This Day in Failure: February 5

2020: Sen. Chris Murphy of Connecticut sends out the following tweet: “Just left [an] Administration briefing on Coronavirus. Bottom line: they aren’t taking this seriously enough. Notably, no request for ANY emergency funding, which is a big mistake. Local health systems need supplies, training, screening staff, etc. And they need it now.”

Within two months the U.S. leads the world in COVID- 19 cases.

2011: The Cleveland Cavaliers suffer their 24th consecutive setback, a 111-105 loss to the Portland Trail Blazers, setting an NBA single-season record for consecutive defeats.

2009: American swimmer Michael Phelps, a 14-time Olympic gold medalist, is suspended from competing for three months by USA Swimming after a British tabloid publishes a photo of him inhaling from a marijuana pipe at a party three months earlier.

1958: Just after midnight on this day, two U.S. Air Force planes collide over the Georgia countryside, one of them carrying an 11-foot-7-inch-long, Mk 15 Mod 0 thermonuclear weapon with a design power at least 60 times the Hiroshima bomb. Before making an emergency landing at Hunter Air Force Base outside Savannah, the commander of the H-bomb toting B-47 jettisons the 7,600-pound weapon, which falls into the Atlantic Ocean near Tybee Island, Georgia. Today, the lost Mk 15 remains underwater, less than 20 miles from downtown Savannah.

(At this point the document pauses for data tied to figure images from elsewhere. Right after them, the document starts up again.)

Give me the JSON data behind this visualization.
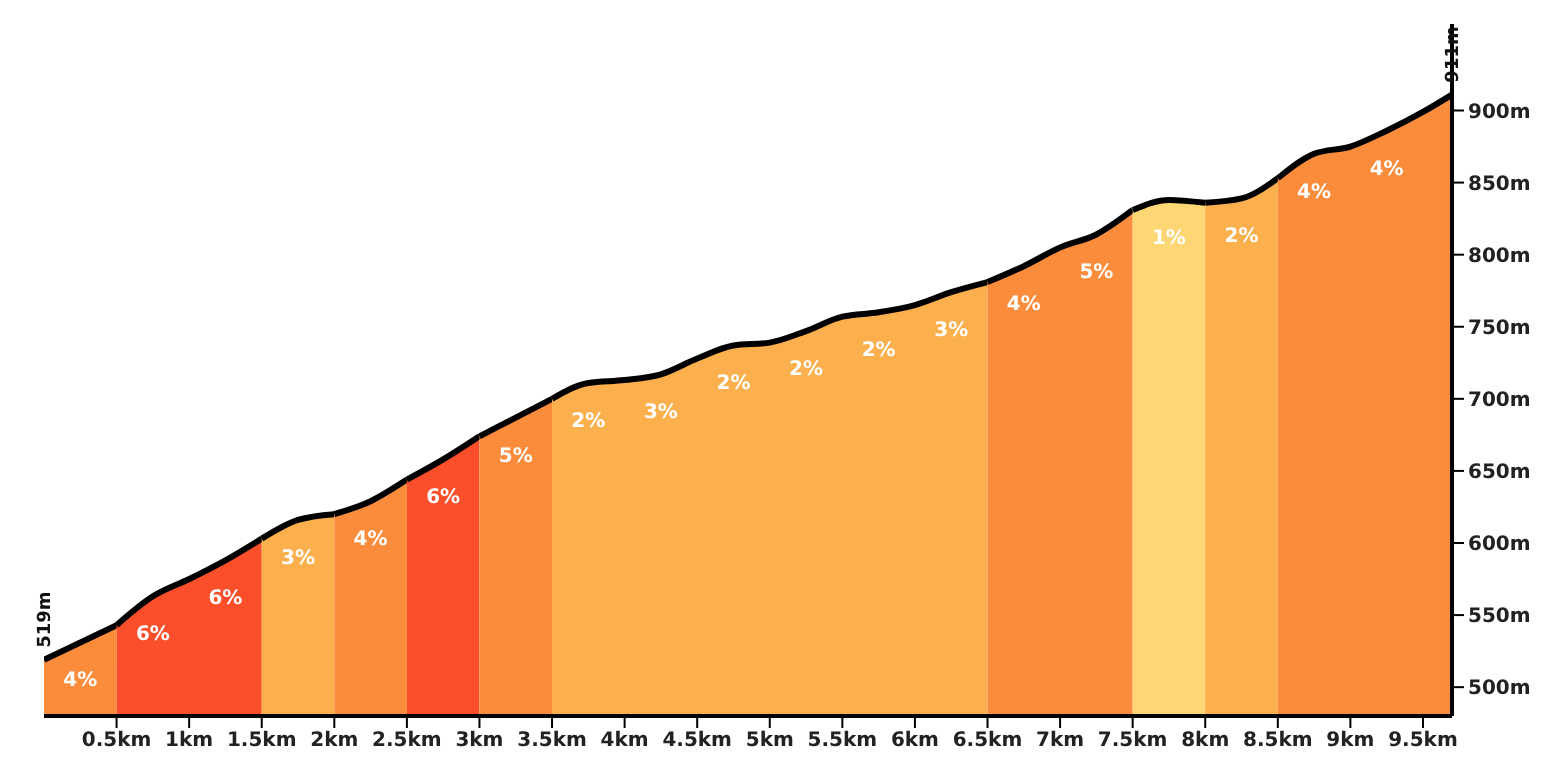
{
  "chart_data": {
    "type": "area",
    "xlim": [
      0,
      9.7
    ],
    "xticks": [
      {
        "value": 0.5,
        "label": "0.5km"
      },
      {
        "value": 1,
        "label": "1km"
      },
      {
        "value": 1.5,
        "label": "1.5km"
      },
      {
        "value": 2,
        "label": "2km"
      },
      {
        "value": 2.5,
        "label": "2.5km"
      },
      {
        "value": 3,
        "label": "3km"
      },
      {
        "value": 3.5,
        "label": "3.5km"
      },
      {
        "value": 4,
        "label": "4km"
      },
      {
        "value": 4.5,
        "label": "4.5km"
      },
      {
        "value": 5,
        "label": "5km"
      },
      {
        "value": 5.5,
        "label": "5.5km"
      },
      {
        "value": 6,
        "label": "6km"
      },
      {
        "value": 6.5,
        "label": "6.5km"
      },
      {
        "value": 7,
        "label": "7km"
      },
      {
        "value": 7.5,
        "label": "7.5km"
      },
      {
        "value": 8,
        "label": "8km"
      },
      {
        "value": 8.5,
        "label": "8.5km"
      },
      {
        "value": 9,
        "label": "9km"
      },
      {
        "value": 9.5,
        "label": "9.5km"
      }
    ],
    "ylim": [
      480,
      960
    ],
    "yticks": [
      {
        "value": 500,
        "label": "500m"
      },
      {
        "value": 550,
        "label": "550m"
      },
      {
        "value": 600,
        "label": "600m"
      },
      {
        "value": 650,
        "label": "650m"
      },
      {
        "value": 700,
        "label": "700m"
      },
      {
        "value": 750,
        "label": "750m"
      },
      {
        "value": 800,
        "label": "800m"
      },
      {
        "value": 850,
        "label": "850m"
      },
      {
        "value": 900,
        "label": "900m"
      }
    ],
    "grid": false,
    "legend": false,
    "series": [
      {
        "color": "#fb8c3c",
        "x": [
          0,
          0.5
        ],
        "values": [
          519,
          543
        ]
      },
      {
        "color": "#fa4f2a",
        "x": [
          0.5,
          0.75,
          1,
          1.25,
          1.5
        ],
        "values": [
          543,
          563,
          575,
          588,
          603
        ]
      },
      {
        "color": "#fbb04d",
        "x": [
          1.5,
          1.75,
          2
        ],
        "values": [
          603,
          616,
          620
        ]
      },
      {
        "color": "#fb8c3c",
        "x": [
          2,
          2.25,
          2.5
        ],
        "values": [
          620,
          629,
          644
        ]
      },
      {
        "color": "#fa4f2a",
        "x": [
          2.5,
          2.75,
          3
        ],
        "values": [
          644,
          658,
          674
        ]
      },
      {
        "color": "#fb8c3c",
        "x": [
          3,
          3.25,
          3.5
        ],
        "values": [
          674,
          687,
          700
        ]
      },
      {
        "color": "#fbb04d",
        "x": [
          3.5,
          3.75,
          4,
          4.25,
          4.5,
          4.75,
          5,
          5.25,
          5.5,
          5.75,
          6,
          6.25,
          6.5
        ],
        "values": [
          700,
          711,
          713,
          717,
          728,
          737,
          739,
          747,
          757,
          760,
          765,
          774,
          781
        ]
      },
      {
        "color": "#fb8c3c",
        "x": [
          6.5,
          6.75,
          7,
          7.25,
          7.5
        ],
        "values": [
          781,
          792,
          805,
          814,
          831
        ]
      },
      {
        "color": "#fed673",
        "x": [
          7.5,
          7.75,
          8
        ],
        "values": [
          831,
          838,
          836
        ]
      },
      {
        "color": "#fbb04d",
        "x": [
          8,
          8.25,
          8.5
        ],
        "values": [
          836,
          839,
          853
        ]
      },
      {
        "color": "#fb8c3c",
        "x": [
          8.5,
          8.75,
          9,
          9.25,
          9.5,
          9.7
        ],
        "values": [
          853,
          870,
          875,
          886,
          899,
          911
        ]
      }
    ],
    "annotations": [
      {
        "text": "519m",
        "x": 0,
        "y": 519
      },
      {
        "text": "911m",
        "x": 9.7,
        "y": 911
      },
      {
        "text": "4%",
        "x": 0.25,
        "y": 531
      },
      {
        "text": "6%",
        "x": 0.75,
        "y": 563
      },
      {
        "text": "6%",
        "x": 1.25,
        "y": 588
      },
      {
        "text": "3%",
        "x": 1.75,
        "y": 616
      },
      {
        "text": "4%",
        "x": 2.25,
        "y": 629
      },
      {
        "text": "6%",
        "x": 2.75,
        "y": 658
      },
      {
        "text": "5%",
        "x": 3.25,
        "y": 687
      },
      {
        "text": "2%",
        "x": 3.75,
        "y": 711
      },
      {
        "text": "3%",
        "x": 4.25,
        "y": 717
      },
      {
        "text": "2%",
        "x": 4.75,
        "y": 737
      },
      {
        "text": "2%",
        "x": 5.25,
        "y": 747
      },
      {
        "text": "2%",
        "x": 5.75,
        "y": 760
      },
      {
        "text": "3%",
        "x": 6.25,
        "y": 774
      },
      {
        "text": "4%",
        "x": 6.75,
        "y": 792
      },
      {
        "text": "5%",
        "x": 7.25,
        "y": 814
      },
      {
        "text": "1%",
        "x": 7.75,
        "y": 838
      },
      {
        "text": "2%",
        "x": 8.25,
        "y": 839
      },
      {
        "text": "4%",
        "x": 8.75,
        "y": 870
      },
      {
        "text": "4%",
        "x": 9.25,
        "y": 886
      }
    ]
  }
}
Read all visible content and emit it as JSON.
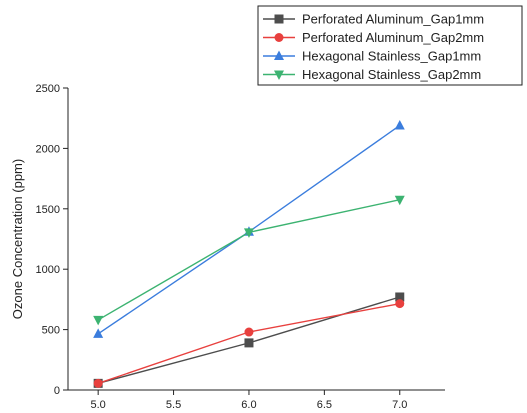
{
  "chart_data": {
    "type": "line",
    "title": "",
    "xlabel": "",
    "ylabel": "Ozone Concentration (ppm)",
    "xlim": [
      4.8,
      7.3
    ],
    "ylim": [
      0,
      2500
    ],
    "xticks": [
      5.0,
      5.5,
      6.0,
      6.5,
      7.0
    ],
    "xtick_labels": [
      "5.0",
      "5.5",
      "6.0",
      "6.5",
      "7.0"
    ],
    "yticks": [
      0,
      500,
      1000,
      1500,
      2000,
      2500
    ],
    "ytick_labels": [
      "0",
      "500",
      "1000",
      "1500",
      "2000",
      "2500"
    ],
    "grid": false,
    "legend_position": "top-right",
    "series": [
      {
        "name": "Perforated Aluminum_Gap1mm",
        "color": "#4d4d4d",
        "marker": "square",
        "x": [
          5.0,
          6.0,
          7.0
        ],
        "y": [
          55,
          390,
          770
        ]
      },
      {
        "name": "Perforated Aluminum_Gap2mm",
        "color": "#e8403e",
        "marker": "circle",
        "x": [
          5.0,
          6.0,
          7.0
        ],
        "y": [
          55,
          480,
          715
        ]
      },
      {
        "name": "Hexagonal Stainless_Gap1mm",
        "color": "#3b7ddd",
        "marker": "triangle-up",
        "x": [
          5.0,
          6.0,
          7.0
        ],
        "y": [
          465,
          1310,
          2190
        ]
      },
      {
        "name": "Hexagonal Stainless_Gap2mm",
        "color": "#3cb371",
        "marker": "triangle-down",
        "x": [
          5.0,
          6.0,
          7.0
        ],
        "y": [
          580,
          1305,
          1575
        ]
      }
    ]
  }
}
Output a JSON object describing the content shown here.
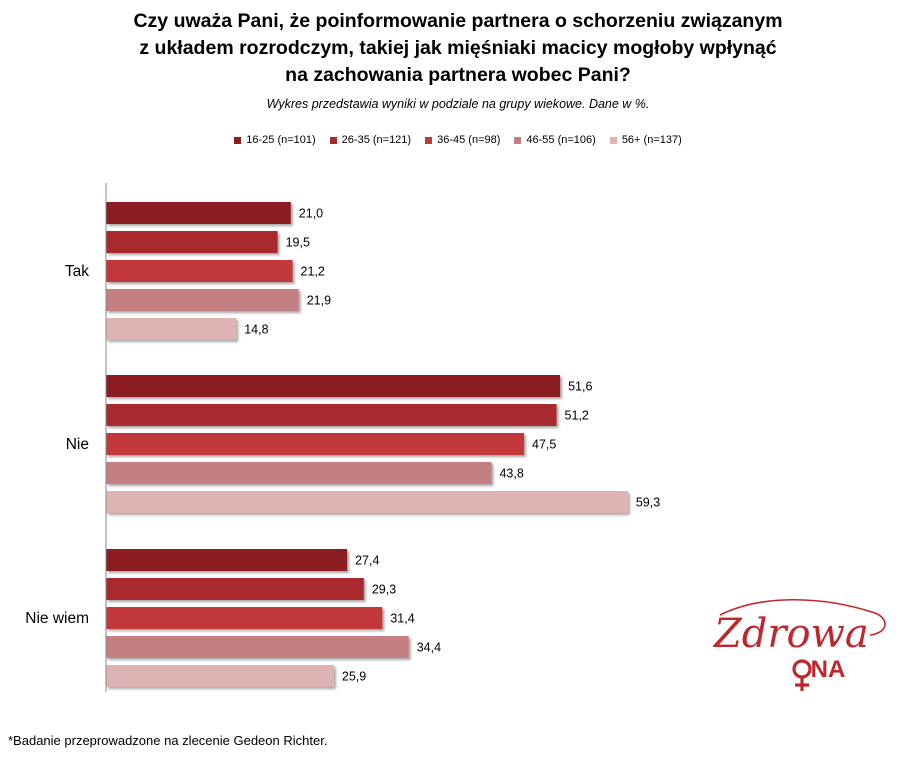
{
  "title_lines": [
    "Czy uważa Pani, że poinformowanie partnera o schorzeniu związanym",
    "z układem rozrodczym, takiej jak mięśniaki macicy mogłoby wpłynąć",
    "na zachowania partnera wobec Pani?"
  ],
  "subtitle": "Wykres przedstawia wyniki w podziale na grupy wiekowe. Dane w %.",
  "footnote": "*Badanie przeprowadzone na zlecenie Gedeon Richter.",
  "logo": {
    "line1": "Zdrowa",
    "line2": "ONA"
  },
  "chart_data": {
    "type": "bar",
    "orientation": "horizontal",
    "categories": [
      "Tak",
      "Nie",
      "Nie wiem"
    ],
    "series": [
      {
        "name": "16-25 (n=101)",
        "color": "#8b1c22",
        "values": [
          21.0,
          51.6,
          27.4
        ],
        "labels": [
          "21,0",
          "51,6",
          "27,4"
        ]
      },
      {
        "name": "26-35 (n=121)",
        "color": "#a82a2e",
        "values": [
          19.5,
          51.2,
          29.3
        ],
        "labels": [
          "19,5",
          "51,2",
          "29,3"
        ]
      },
      {
        "name": "36-45 (n=98)",
        "color": "#c2393a",
        "values": [
          21.2,
          47.5,
          31.4
        ],
        "labels": [
          "21,2",
          "47,5",
          "31,4"
        ]
      },
      {
        "name": "46-55 (n=106)",
        "color": "#c47f82",
        "values": [
          21.9,
          43.8,
          34.4
        ],
        "labels": [
          "21,9",
          "43,8",
          "34,4"
        ]
      },
      {
        "name": "56+ (n=137)",
        "color": "#deb3b4",
        "values": [
          14.8,
          59.3,
          25.9
        ],
        "labels": [
          "14,8",
          "59,3",
          "25,9"
        ]
      }
    ],
    "legend_position": "top",
    "grid": false,
    "xlim": [
      0,
      70
    ]
  }
}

1952: The first Don't Walk signs are installed on New York City streets, the local government's response to an increasing number of motor vehicle vs. pedestrian accidents.

1937: U.S. president Franklin D. Roosevelt proposes enlarging the Supreme Court under a reorganization plan that would allow him to appoint a new justice for every sitting judge age 70 or older. Designed to make the Court more supportive of reform legislation, the plan is foiled by legislators that want to keep Roosevelt from selecting new justices.

1897: During the 1897 session of the Indiana General Assembly the House passes a bill 67-0 to change the value of Pi to a round number. The wording of Engrossed House Bill No. 246 (aka the Indiana Pi bill) is vague, but it appears the legislature intended to make Pi equal to 3.2 or perhaps an even 3. On February 12, 1897, the Indiana Senate indefinitely postpones voting on the bill.